A resposta do Ministério da Justiça poderá ajudar a esclarecer qual será o próximo passo de um caso que envolve simultaneamente interesses brasileiros, russos e norte-americanos. Enquanto isso, Cherkasov permanece custodiado em Brasília e sujeito às decisões da Justiça brasileira. Embora seja frequentemente apresentado como “espião russo”, a forma mais precisa de tratar sua situação é registrar que ele é apontado pelas autoridades como agente de inteligência e que responde a acusações específicas em diferentes países.
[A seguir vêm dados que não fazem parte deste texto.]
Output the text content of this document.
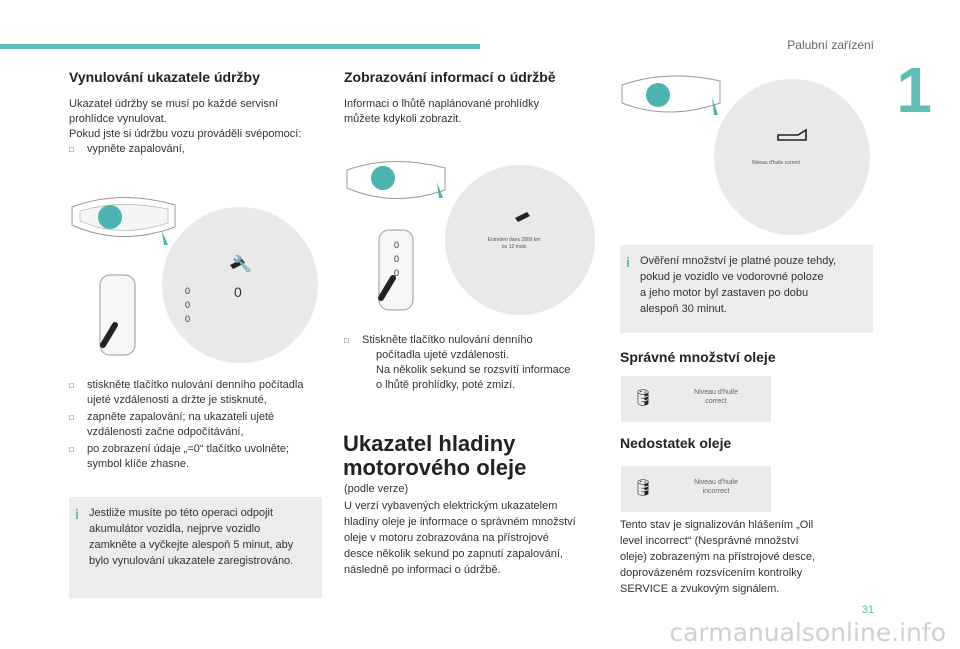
Palubní zařízení
1
31
carmanualsonline.info
Vynulování ukazatele údržby
Ukazatel údržby se musí po každé servisní
prohlídce vynulovat.
Pokud jste si údržbu vozu prováděli svépomocí:
□ vypněte zapalování,
0
0
0
🔧
0
□ stiskněte tlačítko nulování denního počítadla
ujeté vzdálenosti a držte je stisknuté,
□ zapněte zapalování; na ukazateli ujeté
vzdálenosti začne odpočítávání,
□ po zobrazení údaje „=0“ tlačítko uvolněte;
symbol klíče zhasne.
i Jestliže musíte po této operaci odpojit
akumulátor vozidla, nejprve vozidlo
zamkněte a vyčkejte alespoň 5 minut, aby
bylo vynulování ukazatele zaregistrováno.
Zobrazování informací o údržbě
Informaci o lhůtě naplánované prohlídky
můžete kdykoli zobrazit.
0
0
0
Entretien dans 2800 km
ou 12 mois
□ Stiskněte tlačítko nulování denního
počítadla ujeté vzdálenosti.
Na několik sekund se rozsvítí informace
o lhůtě prohlídky, poté zmizí.
Ukazatel hladiny
motorového oleje
(podle verze)
U verzí vybavených elektrickým ukazatelem
hladiny oleje je informace o správném množství
oleje v motoru zobrazována na přístrojové
desce několik sekund po zapnutí zapalování,
následně po informaci o údržbě.
Niveau d'huile correct
i Ověření množství je platné pouze tehdy,
pokud je vozidlo ve vodorovné poloze
a jeho motor byl zastaven po dobu
alespoň 30 minut.
Správné množství oleje
🛢	Niveau d'huile
correct
Nedostatek oleje
🛢	Niveau d'huile
incorrect
Tento stav je signalizován hlášením „Oil
level incorrect“ (Nesprávné množství
oleje) zobrazeným na přístrojové desce,
doprovázeném rozsvícením kontrolky
SERVICE a zvukovým signálem.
A determinação de Fux, portanto, não encerra a discussão sobre seu destino nem estabelece automaticamente sua entrega à Rússia. O despacho abre uma nova etapa de esclarecimentos entre o Executivo e o Supremo, e qualquer mudança efetiva dependerá das condições legais existentes, das manifestações das autoridades responsáveis e de novas decisões que poderão ser tomadas após as informações solicitadas pelo ministro.